Summary. The paper introduces EgoTraj, an egocentric multimodal dataset of 75 real-world urban navigation sequences recorded with Meta Quest Pro headsets. Each sequence supplies synchronized RGB video together with ground-truth 6DoF head poses, per-frame 3D eye-gaze vectors, and scene annotations. The authors benchmark several existing trajectory-prediction methods and run ablations that isolate the contribution of gaze, scene, and motion cues.

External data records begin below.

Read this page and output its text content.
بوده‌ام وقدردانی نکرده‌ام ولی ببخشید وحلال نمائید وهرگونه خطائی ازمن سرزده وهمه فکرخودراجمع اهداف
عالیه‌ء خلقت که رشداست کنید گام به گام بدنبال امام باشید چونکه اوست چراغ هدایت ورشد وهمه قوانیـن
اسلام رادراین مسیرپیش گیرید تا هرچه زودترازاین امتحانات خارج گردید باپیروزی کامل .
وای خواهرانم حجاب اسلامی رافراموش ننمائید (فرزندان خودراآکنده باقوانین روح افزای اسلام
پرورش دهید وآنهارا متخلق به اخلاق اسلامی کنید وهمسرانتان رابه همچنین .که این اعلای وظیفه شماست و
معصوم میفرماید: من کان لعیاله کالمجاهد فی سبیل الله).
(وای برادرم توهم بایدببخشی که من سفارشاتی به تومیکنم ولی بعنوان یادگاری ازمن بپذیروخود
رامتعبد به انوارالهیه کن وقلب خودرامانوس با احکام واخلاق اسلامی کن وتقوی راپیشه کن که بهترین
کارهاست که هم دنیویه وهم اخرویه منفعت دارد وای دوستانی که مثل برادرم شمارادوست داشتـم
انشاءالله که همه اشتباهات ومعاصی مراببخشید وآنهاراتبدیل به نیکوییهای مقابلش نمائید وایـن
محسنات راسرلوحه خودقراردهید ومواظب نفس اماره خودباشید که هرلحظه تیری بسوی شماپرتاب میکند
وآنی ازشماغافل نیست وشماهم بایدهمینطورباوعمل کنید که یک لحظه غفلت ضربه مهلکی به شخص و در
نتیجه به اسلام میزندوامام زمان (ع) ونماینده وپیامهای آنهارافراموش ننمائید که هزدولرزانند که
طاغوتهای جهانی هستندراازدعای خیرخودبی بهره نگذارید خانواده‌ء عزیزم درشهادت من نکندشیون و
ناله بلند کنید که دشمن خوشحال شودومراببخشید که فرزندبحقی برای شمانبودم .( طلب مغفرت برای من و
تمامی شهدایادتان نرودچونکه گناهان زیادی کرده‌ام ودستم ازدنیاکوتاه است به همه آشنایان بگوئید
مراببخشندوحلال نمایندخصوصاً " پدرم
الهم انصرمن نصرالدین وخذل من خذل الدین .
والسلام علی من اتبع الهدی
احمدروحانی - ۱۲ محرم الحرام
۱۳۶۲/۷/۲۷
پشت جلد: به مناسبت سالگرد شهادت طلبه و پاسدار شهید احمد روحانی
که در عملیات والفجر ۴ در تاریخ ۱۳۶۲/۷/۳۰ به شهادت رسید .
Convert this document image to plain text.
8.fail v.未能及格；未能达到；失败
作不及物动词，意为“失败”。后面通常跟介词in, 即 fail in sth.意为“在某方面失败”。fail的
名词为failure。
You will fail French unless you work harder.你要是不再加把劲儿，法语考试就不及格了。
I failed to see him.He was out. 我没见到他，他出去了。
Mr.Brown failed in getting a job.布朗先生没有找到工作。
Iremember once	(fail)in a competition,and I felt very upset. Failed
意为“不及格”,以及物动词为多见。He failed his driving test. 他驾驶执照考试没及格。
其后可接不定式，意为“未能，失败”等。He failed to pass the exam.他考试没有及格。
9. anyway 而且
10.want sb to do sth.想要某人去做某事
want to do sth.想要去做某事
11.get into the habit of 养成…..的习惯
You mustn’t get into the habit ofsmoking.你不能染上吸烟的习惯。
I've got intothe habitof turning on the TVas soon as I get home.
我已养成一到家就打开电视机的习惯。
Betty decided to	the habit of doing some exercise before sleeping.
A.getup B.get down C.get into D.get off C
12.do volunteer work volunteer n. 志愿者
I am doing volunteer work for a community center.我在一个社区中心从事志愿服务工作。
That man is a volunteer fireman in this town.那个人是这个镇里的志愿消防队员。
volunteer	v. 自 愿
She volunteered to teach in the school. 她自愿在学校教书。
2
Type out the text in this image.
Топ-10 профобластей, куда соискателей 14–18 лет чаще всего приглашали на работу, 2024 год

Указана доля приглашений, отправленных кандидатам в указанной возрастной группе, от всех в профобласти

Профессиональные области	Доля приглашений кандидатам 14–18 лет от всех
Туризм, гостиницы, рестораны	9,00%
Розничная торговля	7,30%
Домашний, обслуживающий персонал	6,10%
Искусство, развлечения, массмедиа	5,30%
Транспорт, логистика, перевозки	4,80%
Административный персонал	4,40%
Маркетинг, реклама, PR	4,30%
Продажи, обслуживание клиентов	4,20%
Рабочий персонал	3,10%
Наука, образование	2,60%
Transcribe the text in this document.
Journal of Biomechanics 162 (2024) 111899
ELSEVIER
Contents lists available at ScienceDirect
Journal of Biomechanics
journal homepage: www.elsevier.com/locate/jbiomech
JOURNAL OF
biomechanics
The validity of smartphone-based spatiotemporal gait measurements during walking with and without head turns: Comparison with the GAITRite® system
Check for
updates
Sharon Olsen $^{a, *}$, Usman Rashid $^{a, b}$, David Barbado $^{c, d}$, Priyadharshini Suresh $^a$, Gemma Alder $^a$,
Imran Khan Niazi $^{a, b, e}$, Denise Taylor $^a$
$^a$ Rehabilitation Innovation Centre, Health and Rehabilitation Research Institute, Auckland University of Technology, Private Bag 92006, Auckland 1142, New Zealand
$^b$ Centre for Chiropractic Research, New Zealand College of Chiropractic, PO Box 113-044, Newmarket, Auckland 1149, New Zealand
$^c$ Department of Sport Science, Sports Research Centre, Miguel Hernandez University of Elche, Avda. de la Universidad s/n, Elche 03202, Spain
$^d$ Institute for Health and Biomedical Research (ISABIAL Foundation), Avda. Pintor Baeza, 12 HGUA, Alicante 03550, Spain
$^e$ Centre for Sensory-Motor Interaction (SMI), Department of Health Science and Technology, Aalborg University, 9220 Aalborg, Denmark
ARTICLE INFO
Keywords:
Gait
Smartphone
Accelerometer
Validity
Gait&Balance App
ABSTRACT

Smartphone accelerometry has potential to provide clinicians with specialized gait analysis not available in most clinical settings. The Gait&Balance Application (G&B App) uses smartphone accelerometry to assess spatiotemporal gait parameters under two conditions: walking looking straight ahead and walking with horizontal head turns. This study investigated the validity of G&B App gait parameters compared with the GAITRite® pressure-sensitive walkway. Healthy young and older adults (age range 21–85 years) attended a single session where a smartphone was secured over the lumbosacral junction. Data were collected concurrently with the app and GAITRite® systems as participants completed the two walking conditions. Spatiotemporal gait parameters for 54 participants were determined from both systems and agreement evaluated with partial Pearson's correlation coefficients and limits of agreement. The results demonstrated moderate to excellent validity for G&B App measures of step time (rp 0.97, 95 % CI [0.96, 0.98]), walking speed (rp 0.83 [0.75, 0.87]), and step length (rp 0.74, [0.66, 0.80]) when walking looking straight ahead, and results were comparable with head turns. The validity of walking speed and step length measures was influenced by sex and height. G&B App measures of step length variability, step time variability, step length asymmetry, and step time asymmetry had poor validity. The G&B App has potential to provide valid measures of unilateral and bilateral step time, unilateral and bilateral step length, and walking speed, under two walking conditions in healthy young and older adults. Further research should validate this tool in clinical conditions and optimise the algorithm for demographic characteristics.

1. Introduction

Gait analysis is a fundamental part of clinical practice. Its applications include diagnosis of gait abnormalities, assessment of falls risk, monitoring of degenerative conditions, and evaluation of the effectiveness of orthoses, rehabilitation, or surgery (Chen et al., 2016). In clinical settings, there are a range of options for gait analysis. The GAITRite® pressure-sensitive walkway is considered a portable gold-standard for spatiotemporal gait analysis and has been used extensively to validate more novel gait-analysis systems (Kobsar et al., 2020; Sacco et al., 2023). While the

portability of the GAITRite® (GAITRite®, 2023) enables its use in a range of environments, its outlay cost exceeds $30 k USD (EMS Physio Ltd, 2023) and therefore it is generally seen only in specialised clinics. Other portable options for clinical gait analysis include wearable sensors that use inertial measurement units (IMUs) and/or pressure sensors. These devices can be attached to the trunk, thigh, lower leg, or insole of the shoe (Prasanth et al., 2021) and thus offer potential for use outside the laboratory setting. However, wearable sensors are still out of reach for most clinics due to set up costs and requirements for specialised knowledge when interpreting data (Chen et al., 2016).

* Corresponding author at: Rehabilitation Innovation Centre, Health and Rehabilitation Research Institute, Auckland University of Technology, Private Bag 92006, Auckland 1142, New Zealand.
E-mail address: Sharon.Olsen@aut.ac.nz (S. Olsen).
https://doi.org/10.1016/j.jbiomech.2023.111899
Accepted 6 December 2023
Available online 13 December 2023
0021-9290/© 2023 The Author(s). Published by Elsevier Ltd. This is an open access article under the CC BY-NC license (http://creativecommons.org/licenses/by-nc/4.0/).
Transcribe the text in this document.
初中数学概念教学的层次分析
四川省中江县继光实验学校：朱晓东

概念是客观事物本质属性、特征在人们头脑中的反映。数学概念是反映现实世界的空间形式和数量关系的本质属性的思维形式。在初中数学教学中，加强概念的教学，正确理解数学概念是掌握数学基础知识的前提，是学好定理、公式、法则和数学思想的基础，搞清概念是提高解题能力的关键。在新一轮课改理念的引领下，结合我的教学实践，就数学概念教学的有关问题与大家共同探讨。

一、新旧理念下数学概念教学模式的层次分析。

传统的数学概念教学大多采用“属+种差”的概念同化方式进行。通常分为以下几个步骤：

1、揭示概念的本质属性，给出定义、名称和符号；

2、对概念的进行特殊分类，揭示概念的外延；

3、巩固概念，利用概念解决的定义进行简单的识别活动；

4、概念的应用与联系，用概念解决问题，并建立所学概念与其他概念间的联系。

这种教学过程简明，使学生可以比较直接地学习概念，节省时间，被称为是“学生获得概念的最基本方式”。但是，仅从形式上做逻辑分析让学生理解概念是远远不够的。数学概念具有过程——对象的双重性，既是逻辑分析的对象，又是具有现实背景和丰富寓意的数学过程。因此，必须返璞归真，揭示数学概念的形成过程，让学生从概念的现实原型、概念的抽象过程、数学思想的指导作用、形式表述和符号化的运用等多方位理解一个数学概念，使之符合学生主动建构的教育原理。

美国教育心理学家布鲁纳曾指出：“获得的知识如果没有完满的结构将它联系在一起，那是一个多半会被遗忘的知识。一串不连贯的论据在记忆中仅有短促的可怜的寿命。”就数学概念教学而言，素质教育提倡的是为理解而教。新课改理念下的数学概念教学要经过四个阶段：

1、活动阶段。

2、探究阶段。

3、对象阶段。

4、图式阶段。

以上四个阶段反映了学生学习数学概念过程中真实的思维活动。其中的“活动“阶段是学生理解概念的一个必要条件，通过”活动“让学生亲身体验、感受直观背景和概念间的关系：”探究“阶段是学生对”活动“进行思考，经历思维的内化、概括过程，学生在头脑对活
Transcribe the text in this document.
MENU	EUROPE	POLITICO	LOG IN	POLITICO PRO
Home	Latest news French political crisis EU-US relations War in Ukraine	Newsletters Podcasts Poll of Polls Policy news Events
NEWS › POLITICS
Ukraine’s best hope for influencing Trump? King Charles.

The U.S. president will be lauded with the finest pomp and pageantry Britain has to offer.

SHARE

Significance. If the supplied ground-truth labels are shown to be sufficiently accurate and synchronized, the dataset would be a useful addition for multimodal egocentric prediction research, particularly because it targets long-horizon, self-directed routes with participant diversity. The public release of raw data, code, and the EgoViz Dashboard supports reproducibility without introducing new fitted parameters or circular derivations.

major comments (1)

[Dataset Collection / Abstract] Dataset Collection / Abstract: the central claim that MQPro supplies usable ground-truth 6DoF head poses, 3D eye-gaze vectors, and scene annotations for training and evaluating trajectory models is not supported by any reported accuracy statistics, drift measurements, or external validation for long outdoor sequences under varying illumination and motion. Consumer headsets are known to accumulate error in GPS-denied conditions; without per-sequence error metrics the utility of the released labels cannot be assessed.

minor comments (2)

[Abstract] The total recording duration and aggregate path length across the 75 sequences should be stated explicitly so readers can judge scale.
[Experiments] Ablation tables would be clearer if the exact input modalities supplied to each baseline method were listed in a single summary table.

Simulated Author's Rebuttal

1 responses · 1 unresolved

We thank the referee for their constructive feedback on the validation of the ground-truth labels. We address the major comment below and describe the changes we will make to the manuscript.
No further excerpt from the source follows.